The GMT will weigh 1100 tons and it’ll be equipped with seven 8.4 meter mirrors combined for a diameter of 25 meters — which makes it the larger telescope in the world, according to developers. With this system, astronomers can obtain high-resolution images that are 10 times sharper than those captured by the best telescopes currently available.
Scientists plan to use the GMT, among other tools, to conduct a deeper study of dark matter and to explore habitable planets beyond our solar system.

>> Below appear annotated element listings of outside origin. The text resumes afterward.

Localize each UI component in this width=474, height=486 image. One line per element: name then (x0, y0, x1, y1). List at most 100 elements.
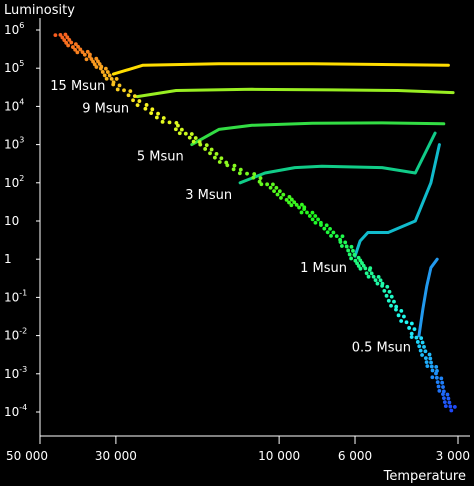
main-sequence-point (287, 195, 292, 199)
main-sequence-point (423, 356, 428, 361)
main-sequence-point (305, 210, 309, 215)
main-sequence-point (429, 364, 434, 369)
y-tick-label: 103 (4, 136, 24, 152)
y-tick-exponent: -2 (19, 327, 27, 336)
main-sequence-point (367, 268, 372, 272)
main-sequence-point (53, 33, 58, 38)
main-sequence-point (60, 35, 65, 40)
main-sequence-point (434, 371, 438, 376)
main-sequence-point (427, 352, 432, 357)
main-sequence-point (441, 392, 445, 397)
y-tick-base: 10 (4, 405, 19, 419)
main-sequence-point (238, 167, 243, 172)
main-sequence-point (409, 331, 414, 336)
main-sequence-point (294, 203, 299, 207)
main-sequence-point (287, 200, 291, 205)
main-sequence-point (351, 248, 355, 253)
track-line (238, 131, 437, 185)
main-sequence-point (435, 380, 440, 385)
main-sequence-point (407, 326, 412, 330)
main-sequence-point (203, 147, 208, 151)
main-sequence-point (382, 288, 387, 293)
main-sequence-point (268, 185, 273, 190)
y-tick-base: 10 (4, 23, 19, 37)
main-sequence-point (349, 256, 354, 261)
main-sequence-point (284, 197, 289, 202)
main-sequence-point (325, 230, 330, 235)
main-sequence-point (366, 274, 371, 279)
main-sequence-point (177, 131, 182, 136)
main-sequence-point (187, 135, 192, 140)
y-tick-base: 10 (4, 214, 19, 228)
main-sequence-point (279, 196, 283, 200)
track-label: 9 Msun (82, 102, 129, 117)
y-tick-label: 1 (4, 252, 12, 266)
main-sequence-point (75, 50, 80, 55)
main-sequence-point (449, 408, 454, 413)
main-sequence-point (346, 248, 351, 253)
y-tick-exponent: 6 (19, 21, 24, 30)
main-sequence-point (299, 210, 304, 215)
y-tick-exponent: 5 (19, 59, 24, 68)
y-tick-exponent: 2 (19, 174, 24, 183)
y-tick-base: 10 (4, 99, 19, 113)
main-sequence-point (292, 200, 297, 205)
main-sequence-point (387, 289, 392, 294)
track-label: 1 Msun (300, 261, 347, 276)
main-sequence-point (452, 405, 457, 409)
main-sequence-point (209, 147, 214, 152)
evolutionary-tracks (111, 62, 455, 338)
main-sequence-point (437, 388, 442, 393)
main-sequence-point (149, 111, 154, 116)
main-sequence-point (143, 106, 148, 111)
y-tick-base: 10 (4, 138, 19, 152)
main-sequence-point (63, 32, 68, 37)
main-sequence-point (394, 304, 399, 309)
main-sequence-point (281, 192, 286, 197)
main-sequence-point (340, 234, 345, 239)
main-sequence-point (150, 107, 155, 112)
main-sequence-point (313, 214, 318, 218)
main-sequence-point (214, 151, 219, 156)
main-sequence-point (111, 82, 116, 87)
track-line (190, 121, 446, 147)
main-sequence-point (447, 400, 452, 405)
main-sequence-points (53, 32, 457, 413)
main-sequence-point (65, 35, 70, 40)
main-sequence-point (364, 271, 369, 276)
main-sequence-point (289, 197, 294, 202)
main-sequence-point (132, 94, 137, 99)
main-sequence-point (109, 76, 114, 81)
y-tick-label: 102 (4, 174, 24, 190)
main-sequence-point (328, 226, 332, 231)
main-sequence-point (415, 340, 420, 344)
main-sequence-point (409, 335, 414, 339)
main-sequence-point (272, 189, 276, 194)
main-sequence-point (160, 119, 165, 124)
main-sequence-point (277, 189, 282, 194)
main-sequence-point (404, 320, 409, 325)
main-sequence-point (289, 203, 294, 208)
y-tick-exponent: -4 (19, 403, 27, 412)
main-sequence-point (64, 40, 69, 45)
main-sequence-point (313, 220, 318, 225)
y-tick-base: 10 (4, 367, 19, 381)
y-tick-label: 10-4 (4, 403, 27, 419)
main-sequence-point (300, 202, 304, 207)
x-tick-label: 50 000 (6, 449, 48, 463)
main-sequence-point (114, 77, 119, 81)
main-sequence-point (439, 376, 444, 381)
main-sequence-point (252, 172, 257, 176)
main-sequence-point (389, 303, 393, 308)
main-sequence-point (302, 207, 307, 212)
main-sequence-point (418, 348, 423, 353)
main-sequence-point (386, 298, 391, 303)
track-line (111, 62, 450, 76)
main-sequence-point (102, 73, 107, 78)
main-sequence-point (82, 52, 87, 57)
y-tick-base: 10 (4, 176, 19, 190)
main-sequence-point (179, 127, 184, 132)
main-sequence-point (191, 139, 196, 144)
main-sequence-point (373, 278, 378, 283)
main-sequence-point (445, 392, 450, 397)
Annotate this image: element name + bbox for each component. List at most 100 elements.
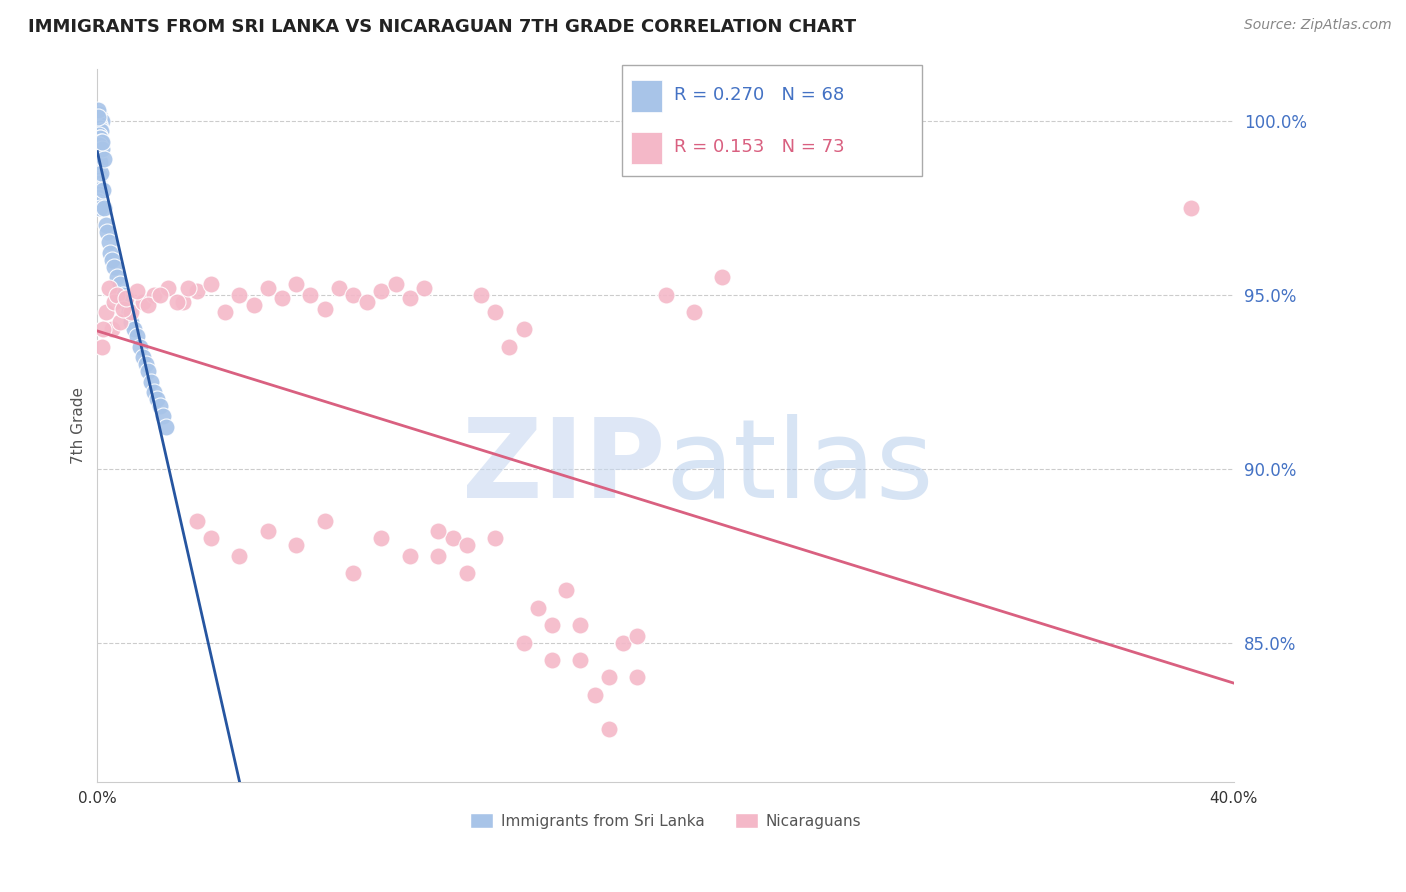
- Point: [111, 287, 134, 301]
- Point: [114, 294, 136, 309]
- Point: [583, 688, 606, 702]
- Y-axis label: 7th Grade: 7th Grade: [72, 386, 86, 464]
- Point: [127, 284, 149, 298]
- Point: [149, 399, 172, 413]
- Point: [127, 329, 149, 343]
- Bar: [631, 79, 662, 112]
- Point: [90, 135, 112, 149]
- Point: [569, 618, 592, 632]
- Point: [89, 131, 111, 145]
- Point: [89, 148, 111, 162]
- Text: ZIP: ZIP: [463, 415, 665, 522]
- Point: [132, 294, 155, 309]
- Point: [87, 145, 110, 159]
- Point: [612, 635, 634, 649]
- Point: [484, 531, 506, 545]
- Point: [87, 107, 110, 121]
- Point: [512, 635, 534, 649]
- Point: [214, 305, 236, 319]
- Point: [91, 322, 114, 336]
- Point: [177, 281, 200, 295]
- Point: [256, 281, 278, 295]
- Point: [108, 316, 131, 330]
- Point: [626, 670, 648, 684]
- Point: [90, 340, 112, 354]
- Point: [470, 287, 492, 301]
- Point: [155, 420, 177, 434]
- Point: [98, 246, 121, 260]
- Point: [103, 260, 125, 274]
- Point: [120, 305, 142, 319]
- Point: [91, 142, 114, 156]
- Point: [314, 514, 336, 528]
- Point: [200, 531, 222, 545]
- Point: [94, 218, 117, 232]
- Point: [498, 340, 520, 354]
- Point: [456, 538, 478, 552]
- Point: [186, 284, 208, 298]
- Point: [87, 186, 110, 201]
- Point: [89, 179, 111, 194]
- Point: [135, 357, 157, 371]
- Point: [87, 173, 110, 187]
- Point: [89, 155, 111, 169]
- Point: [200, 277, 222, 292]
- Point: [87, 162, 110, 177]
- Point: [97, 235, 120, 250]
- Text: R = 0.270   N = 68: R = 0.270 N = 68: [675, 86, 845, 103]
- Text: atlas: atlas: [665, 415, 934, 522]
- Point: [100, 252, 122, 267]
- Point: [441, 531, 464, 545]
- Point: [94, 305, 117, 319]
- Point: [87, 194, 110, 208]
- Point: [711, 270, 734, 285]
- Point: [105, 270, 128, 285]
- Point: [87, 128, 110, 142]
- Point: [87, 103, 110, 118]
- Point: [111, 301, 134, 316]
- Point: [228, 549, 250, 563]
- Point: [103, 294, 125, 309]
- Point: [285, 538, 308, 552]
- Point: [541, 618, 564, 632]
- Point: [186, 514, 208, 528]
- Point: [626, 629, 648, 643]
- Point: [143, 385, 166, 400]
- Point: [370, 531, 392, 545]
- Point: [299, 287, 322, 301]
- Point: [242, 298, 264, 312]
- Point: [108, 277, 131, 292]
- Point: [96, 225, 118, 239]
- Point: [90, 113, 112, 128]
- Point: [427, 549, 450, 563]
- Point: [129, 340, 152, 354]
- Bar: [631, 132, 662, 164]
- Point: [87, 152, 110, 166]
- Point: [384, 277, 406, 292]
- Legend: Immigrants from Sri Lanka, Nicaraguans: Immigrants from Sri Lanka, Nicaraguans: [464, 806, 868, 835]
- Point: [157, 281, 180, 295]
- Point: [87, 138, 110, 153]
- Point: [120, 316, 142, 330]
- Point: [89, 124, 111, 138]
- Point: [89, 169, 111, 184]
- Point: [356, 294, 378, 309]
- Point: [87, 110, 110, 124]
- Point: [114, 291, 136, 305]
- Point: [90, 124, 112, 138]
- Point: [654, 287, 676, 301]
- Point: [141, 375, 163, 389]
- Point: [598, 723, 620, 737]
- Point: [314, 301, 336, 316]
- Point: [124, 322, 146, 336]
- Point: [105, 287, 128, 301]
- Point: [143, 287, 166, 301]
- Point: [87, 177, 110, 191]
- Point: [91, 183, 114, 197]
- Text: Source: ZipAtlas.com: Source: ZipAtlas.com: [1244, 18, 1392, 32]
- Point: [399, 549, 422, 563]
- Point: [541, 653, 564, 667]
- Point: [90, 135, 112, 149]
- Point: [138, 364, 160, 378]
- Point: [89, 120, 111, 135]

“We are thrilled to be breaking ground on the Giant Magellan Telescope site at such an exciting time for astronomy. With its unprecedented size and resolving power, the Giant Magellan Telescope will allow current and future generations of astronomers to continue the journey of cosmic discovery,” said Taft Armandroff, GMT board chairman and director of the McDonald Observatory in Fort Davis, Texas.
The GMT will be part of the Las Campanas Observatory — managed by the Carnegie Institution for Science —, which has many other telescopes built on the mountain ridge that goes across the Atacama Desert. Cerro Las Campanas specifically has a height of 2500 meters. The construction will take place on the top, where workers will start leveling the road to prepare to lay the telescope’s foundation ground later on.
The Chilean mountain ridge happens to be an excellent location for a telescope since the area has wide and black skies thanks to the dry environment, which translates into less rain and fewer clouds to possibly block the telescope’s view. According to Patrick McCarthy, the vice president of the GMT Corporation, astronomy and water don’t go well together. The liquid tends to absorb the light, resulting in a lesser quality view of space.
There are some other projects that resemble the ambitions of the Giant Magellan Telescope. The 39 meters European Extremely Large Telescope (E-ELT) began its construction in Chile as well, and it’s expected to be functional by the year 2024. There’s also the Thirty Meter Telescope (TMT) being built in Hawaii, which it’s said to be operational after 2022 due to some issues with the construction process.
All of these projects represent a significant improvement in the astronomy field. Developers of the Giant Magellan Telescope assure to be excited about their progress.